And not only were producers paying big money, they were buying good volumes of calves at these inflated prices.
Up until the past month, farmers were regularly purchasing between 15,000 and 35,000 steers and heifers per month in the EYCI – often dominating the feedlot sector in terms of volume.
This trend has massively changed in recent weeks. The number of young calves selling to restockers has fallen off a cliff with the latest EYCI data showing sales to the paddock below 5000 head. This is the lowest volume in more than 3-years
This drop off in farmer demand translates back into the lower price performance of the EYCI. With meat buyers and feedlots facing less competition from restockers, rates for all young cattle have declined and are now trending closer together.
This detailed look behind the EYCI data was prompted by recent comments from farmers pointing the finger at processors or big name companies for the shock collapse in cattle prices. It happened at Yea last week when a disappointed vendor suggested farmers were ‘being played with’ and prices had “dropped too low’’.

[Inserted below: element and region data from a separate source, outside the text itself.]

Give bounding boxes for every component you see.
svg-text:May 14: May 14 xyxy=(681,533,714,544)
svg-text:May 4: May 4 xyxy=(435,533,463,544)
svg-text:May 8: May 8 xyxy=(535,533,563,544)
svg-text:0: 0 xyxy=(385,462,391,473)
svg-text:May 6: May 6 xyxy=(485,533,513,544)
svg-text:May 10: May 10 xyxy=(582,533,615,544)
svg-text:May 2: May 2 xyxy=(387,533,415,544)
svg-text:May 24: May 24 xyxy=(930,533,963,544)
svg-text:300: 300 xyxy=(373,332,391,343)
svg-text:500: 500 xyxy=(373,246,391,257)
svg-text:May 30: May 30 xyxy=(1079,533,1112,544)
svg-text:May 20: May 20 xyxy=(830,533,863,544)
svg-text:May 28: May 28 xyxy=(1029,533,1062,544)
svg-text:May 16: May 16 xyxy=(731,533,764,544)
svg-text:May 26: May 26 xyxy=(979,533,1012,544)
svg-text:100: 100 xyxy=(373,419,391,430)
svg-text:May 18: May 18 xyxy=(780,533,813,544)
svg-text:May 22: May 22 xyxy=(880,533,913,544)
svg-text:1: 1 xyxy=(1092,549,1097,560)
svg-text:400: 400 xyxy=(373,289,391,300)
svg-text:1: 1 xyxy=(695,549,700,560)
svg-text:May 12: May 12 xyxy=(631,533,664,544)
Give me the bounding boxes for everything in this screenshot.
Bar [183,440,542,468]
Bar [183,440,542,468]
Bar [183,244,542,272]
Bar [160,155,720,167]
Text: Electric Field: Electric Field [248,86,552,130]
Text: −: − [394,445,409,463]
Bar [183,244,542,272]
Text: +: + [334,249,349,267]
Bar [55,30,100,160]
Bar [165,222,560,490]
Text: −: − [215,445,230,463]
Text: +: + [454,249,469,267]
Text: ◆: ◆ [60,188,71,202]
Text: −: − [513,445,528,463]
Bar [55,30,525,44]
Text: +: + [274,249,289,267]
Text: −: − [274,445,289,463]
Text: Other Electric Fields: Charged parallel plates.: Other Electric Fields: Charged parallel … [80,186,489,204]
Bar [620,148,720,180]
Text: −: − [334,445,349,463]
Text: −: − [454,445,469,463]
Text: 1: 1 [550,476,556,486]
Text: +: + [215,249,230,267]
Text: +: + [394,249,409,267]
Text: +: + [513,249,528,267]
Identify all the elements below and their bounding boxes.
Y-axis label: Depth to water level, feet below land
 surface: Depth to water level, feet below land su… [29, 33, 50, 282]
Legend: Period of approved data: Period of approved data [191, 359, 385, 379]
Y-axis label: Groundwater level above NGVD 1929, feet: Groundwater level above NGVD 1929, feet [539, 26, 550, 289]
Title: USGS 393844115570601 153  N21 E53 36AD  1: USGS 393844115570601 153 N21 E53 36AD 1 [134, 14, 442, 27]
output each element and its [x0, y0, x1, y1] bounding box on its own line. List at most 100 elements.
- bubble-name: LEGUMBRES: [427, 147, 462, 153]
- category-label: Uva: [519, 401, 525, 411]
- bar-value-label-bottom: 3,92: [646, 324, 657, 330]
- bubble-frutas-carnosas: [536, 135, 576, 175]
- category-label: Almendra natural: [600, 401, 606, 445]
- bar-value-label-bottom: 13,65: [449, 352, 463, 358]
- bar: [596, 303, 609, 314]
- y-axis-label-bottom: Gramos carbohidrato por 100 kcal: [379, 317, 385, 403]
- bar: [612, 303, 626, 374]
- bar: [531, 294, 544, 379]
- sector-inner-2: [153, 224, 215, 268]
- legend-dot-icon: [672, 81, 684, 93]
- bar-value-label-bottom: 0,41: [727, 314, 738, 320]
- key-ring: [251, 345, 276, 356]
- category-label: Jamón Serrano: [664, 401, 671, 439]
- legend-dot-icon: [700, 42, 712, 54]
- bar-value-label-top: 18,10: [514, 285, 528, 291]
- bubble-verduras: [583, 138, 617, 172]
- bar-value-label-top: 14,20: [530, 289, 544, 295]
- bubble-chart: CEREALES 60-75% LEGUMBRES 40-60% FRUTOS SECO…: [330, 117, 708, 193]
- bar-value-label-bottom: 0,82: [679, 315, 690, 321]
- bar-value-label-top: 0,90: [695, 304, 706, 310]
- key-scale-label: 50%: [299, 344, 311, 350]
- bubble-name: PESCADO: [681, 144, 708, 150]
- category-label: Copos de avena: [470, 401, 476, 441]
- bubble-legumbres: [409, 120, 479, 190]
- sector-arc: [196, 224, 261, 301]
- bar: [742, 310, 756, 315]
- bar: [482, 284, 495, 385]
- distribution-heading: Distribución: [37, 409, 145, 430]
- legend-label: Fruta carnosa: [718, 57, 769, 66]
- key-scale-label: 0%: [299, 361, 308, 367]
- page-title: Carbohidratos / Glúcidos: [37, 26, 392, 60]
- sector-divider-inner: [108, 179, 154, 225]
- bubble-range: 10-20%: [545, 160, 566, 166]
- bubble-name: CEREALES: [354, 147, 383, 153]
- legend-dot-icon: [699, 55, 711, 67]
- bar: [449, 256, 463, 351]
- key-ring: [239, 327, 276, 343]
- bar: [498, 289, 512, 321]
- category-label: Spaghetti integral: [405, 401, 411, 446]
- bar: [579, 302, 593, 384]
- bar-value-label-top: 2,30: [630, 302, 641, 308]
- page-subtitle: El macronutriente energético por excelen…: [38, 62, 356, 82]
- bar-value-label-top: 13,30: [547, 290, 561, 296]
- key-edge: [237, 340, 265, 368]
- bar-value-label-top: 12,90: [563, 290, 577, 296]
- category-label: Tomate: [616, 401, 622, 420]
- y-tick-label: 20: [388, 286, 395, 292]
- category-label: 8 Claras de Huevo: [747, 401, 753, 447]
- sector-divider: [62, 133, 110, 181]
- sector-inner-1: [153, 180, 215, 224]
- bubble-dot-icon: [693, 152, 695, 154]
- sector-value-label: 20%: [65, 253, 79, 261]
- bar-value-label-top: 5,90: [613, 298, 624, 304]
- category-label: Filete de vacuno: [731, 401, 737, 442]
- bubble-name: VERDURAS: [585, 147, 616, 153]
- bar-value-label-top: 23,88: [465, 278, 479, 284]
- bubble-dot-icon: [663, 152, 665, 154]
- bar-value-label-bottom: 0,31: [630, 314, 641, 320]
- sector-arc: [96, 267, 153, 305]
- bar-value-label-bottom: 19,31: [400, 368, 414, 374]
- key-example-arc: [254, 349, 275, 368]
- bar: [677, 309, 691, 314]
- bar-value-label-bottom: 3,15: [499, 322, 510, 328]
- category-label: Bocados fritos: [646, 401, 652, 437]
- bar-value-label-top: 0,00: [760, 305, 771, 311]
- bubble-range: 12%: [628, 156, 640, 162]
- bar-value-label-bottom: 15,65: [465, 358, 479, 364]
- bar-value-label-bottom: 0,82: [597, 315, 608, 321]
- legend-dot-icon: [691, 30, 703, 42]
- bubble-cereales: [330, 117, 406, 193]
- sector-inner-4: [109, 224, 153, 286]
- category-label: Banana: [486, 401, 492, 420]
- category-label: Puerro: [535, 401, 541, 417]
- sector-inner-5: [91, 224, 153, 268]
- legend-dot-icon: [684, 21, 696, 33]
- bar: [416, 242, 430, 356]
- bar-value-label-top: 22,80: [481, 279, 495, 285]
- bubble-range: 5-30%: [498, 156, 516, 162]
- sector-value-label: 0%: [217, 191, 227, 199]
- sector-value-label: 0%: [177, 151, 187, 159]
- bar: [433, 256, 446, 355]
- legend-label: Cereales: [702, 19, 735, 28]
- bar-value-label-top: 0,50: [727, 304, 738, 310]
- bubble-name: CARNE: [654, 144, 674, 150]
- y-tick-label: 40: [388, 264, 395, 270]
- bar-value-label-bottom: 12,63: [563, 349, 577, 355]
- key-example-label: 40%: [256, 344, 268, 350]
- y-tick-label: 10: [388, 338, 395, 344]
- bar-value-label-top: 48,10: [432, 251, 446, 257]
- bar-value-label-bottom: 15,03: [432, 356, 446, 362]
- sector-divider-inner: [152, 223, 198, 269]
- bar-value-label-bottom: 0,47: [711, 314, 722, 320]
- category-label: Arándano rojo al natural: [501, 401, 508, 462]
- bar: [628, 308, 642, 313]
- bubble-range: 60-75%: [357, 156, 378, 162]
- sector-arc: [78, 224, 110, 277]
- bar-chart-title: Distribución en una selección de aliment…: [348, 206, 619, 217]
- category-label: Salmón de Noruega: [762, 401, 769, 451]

The Yea sale was cheaper and grown steers in particular wore a price hit to rarely get above 370c/kg liveweight. But the store market is essentially farmers selling to farmers, although feedlots do operate at times.
The role farmer money and confidence plays in setting young cattle prices needs to be acknowledged more.
Which brings me to another issue. How much impact is all the talk about a possible El Nino weather event or the “tap being turned off’’ and media headlines of ‘Flash Droughts’’ having on livestock producers?
Maybe all the focus on these new beaut weather Apps and constant warnings about ocean temperatures and dipoles has farmers reacting to a dry period that hasn’t actually begun yet.
The bottom line is young cattle prices are being greatly affected by the withdrawal of restocking support, which comes back to farmer money.